Ahad, 27 April 2025.13:41 WIT.HAL-TENG – Tindakan pengrusakan fasilitas wisata Boki Moruru dan penebangan pohon pala milik warga, yang diduga dilakukan oleh seorang warga bernama Sahrun, mendapat kecaman keras. Kuasa hukum korban, Rustam Ismail, mendesak pihak Polres Halmahera Tengah (Halteng) untuk segera melakukan pemanggilan terhadap Sahrun guna dimintai keterangan dan mempertanggungjawabkan perbuatannya di hadapan hukum.

Rustam Ismail mengungkapkan, selain merusak fasilitas wisata, Sahrun juga diduga menebang beberapa pohon pala milik kliennya, Yurnida Dj Sehe. Kejadian tersebut, kata Rustam, berlangsung dengan tindakan brutal di mana Sahrun menggunakan sebilah parang untuk merusak properti wisata dan memotong pohon pala milik warga.

“Masalah ini harus diseriusi oleh Polres Halteng sampai tuntas. Tidak boleh dibiarkan begitu saja seolah negara ini bukan negara hukum. Pelaku seakan bertindak sesuka hati, merusak barang milik orang lain tanpa rasa takut terhadap konsekuensi hukum,” tegas Rustam.
Rustam juga menambahkan bahwa laporan warga terkait insiden tersebut sudah disampaikan ke Polres Halteng. Ia memastikan, bersama timnya, akan terus mengawal proses hukum hingga tuntas.
“Kami mendesak tindakan nyata dari penyidik untuk menuntaskan perkara ini. Apalagi pelaku tidak hanya merusak, tetapi juga mengancam keselamatan warga dengan sebilah parang di lokasi kejadian. Ini bukan perkara sepele dan harus diproses hukum sebagaimana mestinya,” lanjutnya.
Selain itu, Rustam menyampaikan bahwa atas nama kliennya, ia juga akan melaporkan dugaan penebangan pohon pala yang dilakukan oleh individu lain bernama Nasrun, ke Polres Halteng hari ini. Ia meyakini, dengan alat bukti berupa foto, video, dan keterangan saksi mata yang langsung melihat dan mengalami kejadian, unsur pidana dalam kasus ini telah terpenuhi.

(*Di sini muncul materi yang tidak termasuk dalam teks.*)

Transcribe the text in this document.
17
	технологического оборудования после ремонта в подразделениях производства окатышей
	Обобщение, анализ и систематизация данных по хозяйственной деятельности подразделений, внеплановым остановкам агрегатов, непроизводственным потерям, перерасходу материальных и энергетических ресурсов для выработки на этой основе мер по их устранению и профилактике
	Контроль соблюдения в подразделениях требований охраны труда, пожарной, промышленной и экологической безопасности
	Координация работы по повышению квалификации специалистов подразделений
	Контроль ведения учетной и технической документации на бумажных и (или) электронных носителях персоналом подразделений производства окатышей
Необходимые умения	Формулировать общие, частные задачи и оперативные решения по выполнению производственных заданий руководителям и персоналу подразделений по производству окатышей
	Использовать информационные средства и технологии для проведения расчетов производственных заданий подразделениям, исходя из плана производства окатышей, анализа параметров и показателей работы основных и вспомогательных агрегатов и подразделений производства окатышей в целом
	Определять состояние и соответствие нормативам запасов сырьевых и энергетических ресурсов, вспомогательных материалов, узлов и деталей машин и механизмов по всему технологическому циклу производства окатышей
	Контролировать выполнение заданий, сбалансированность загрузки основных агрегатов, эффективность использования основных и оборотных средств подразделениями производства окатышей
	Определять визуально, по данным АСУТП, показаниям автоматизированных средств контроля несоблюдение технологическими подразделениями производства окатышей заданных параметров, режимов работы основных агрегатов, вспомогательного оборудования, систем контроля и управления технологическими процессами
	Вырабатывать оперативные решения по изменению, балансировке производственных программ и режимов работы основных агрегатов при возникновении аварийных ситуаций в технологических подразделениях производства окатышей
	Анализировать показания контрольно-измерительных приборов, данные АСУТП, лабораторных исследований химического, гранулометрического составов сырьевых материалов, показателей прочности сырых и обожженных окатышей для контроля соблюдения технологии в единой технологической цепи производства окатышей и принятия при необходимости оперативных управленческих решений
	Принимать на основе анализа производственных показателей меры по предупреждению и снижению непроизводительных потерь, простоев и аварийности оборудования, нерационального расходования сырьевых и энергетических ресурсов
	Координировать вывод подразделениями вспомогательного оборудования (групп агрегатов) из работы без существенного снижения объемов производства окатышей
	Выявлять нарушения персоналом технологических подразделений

“Dengan dua alat bukti yang sah, saya yakin pelaku akan dimintai pertanggungjawaban hukum. Tapi tentu, kami menghormati kewenangan penyidik untuk melakukan penyelidikan dan penyidikan secara profesional dan proporsional agar perkara ini bisa terang dan jelas serta dapat menemukan ada tidaknya peristiwa dan perbuatan pidana,” pungkas Rustam Ismail. (Rosa).